Sadler didn’t give up and soon afterwards published a prospectus inviting investors to subscribe for shares in “The Purton Spa and Blunsdon Abbey Hydropathic Establishment”. Twenty two Patrons were identified on the prospectus including the Surgeon-General J R Kerr Innes, Honorary Surgeon to Her Majesty. All except Sadler and Fry from Swindon were doctors at London Hospitals. The Capital was to be 10,000 shares at £10 each. The Spa and Blunsdon Abbey would be bought for £61,000. The venture was unsuccessful.

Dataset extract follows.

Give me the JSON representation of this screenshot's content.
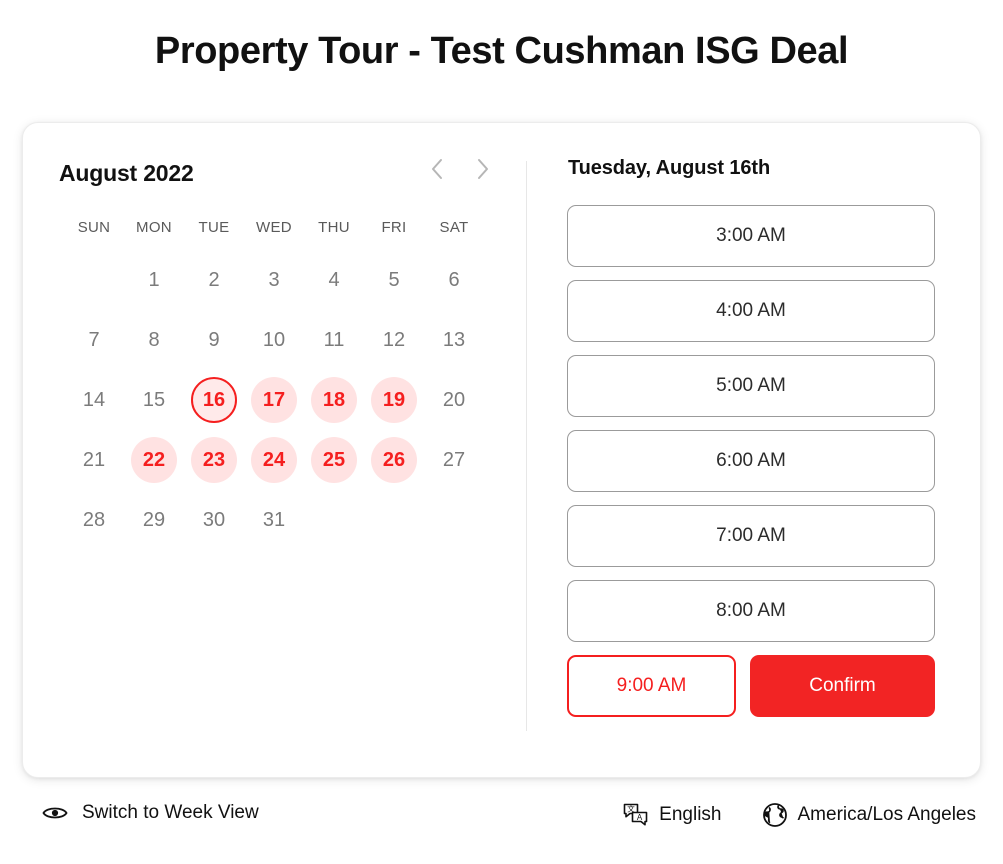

The Spa’s popularity declined after that and by 1880 there were no longer any visitors. Still Sadler persisted and leased The Spa to J. J. Hirsch and Co. who paid £25 a year. That ended in 1886. Subsequently, between 1886 and 1889 sales were £17, £21, £4 and £7 per year. Sadler died in November 1889 and his brother and sons sold the Spa for £875 to a Mr Bosley. Other people tried to revive the trade. On 16th July 1917 Mr William and Mrs Elizabeth Kennett bought the property for £450. He travelled into Swindon carrying the water in vessels made to fit over his shoulder, one in front and one behind. At his usual stopping places in the town he would proclaim the wonderful nature of this natural mineral water, and its value as a cure for certain diseases. He sold the water at a penny a half pint. The next owner was Mr Fred Neville who took over in 1927. (He was concerned about the leaning pine and one of his first tasks was to cut off the branches overhanging the lane to prevent it collapsing completely). He continued to sell bottles of Spa Water in the area, delivering first by pony and trap, then by car, to the Swindon weekly market, selling them outside the Corn Hall in Old Town, for 9d a bottle. In 1931 sales were £35, and in 1936 they were £5.
The last entry in the Spa sales ledger is 1952, when a bottle cost 8d. The 2009 celebrations ended with entertainments, including barrel rolling, which adults and children enjoyed, as spectators and participants. The leaning lonesome pine is still standing, and has been cabled to prevent it from leaning any further. The recently renovated pump room, a listed building, is also still there in its own grounds, minus the two-seater toilet. From time to time visitors still appear and ask to fill up a container with the water. One significant ingredient in the water is Magnesium Sulphate better known as Epsom Salts, and this has subsequently been shown to be very effective, both internally and externally, in the treatment of many illnesses and conditions, some of which Sadler had claimed at the time.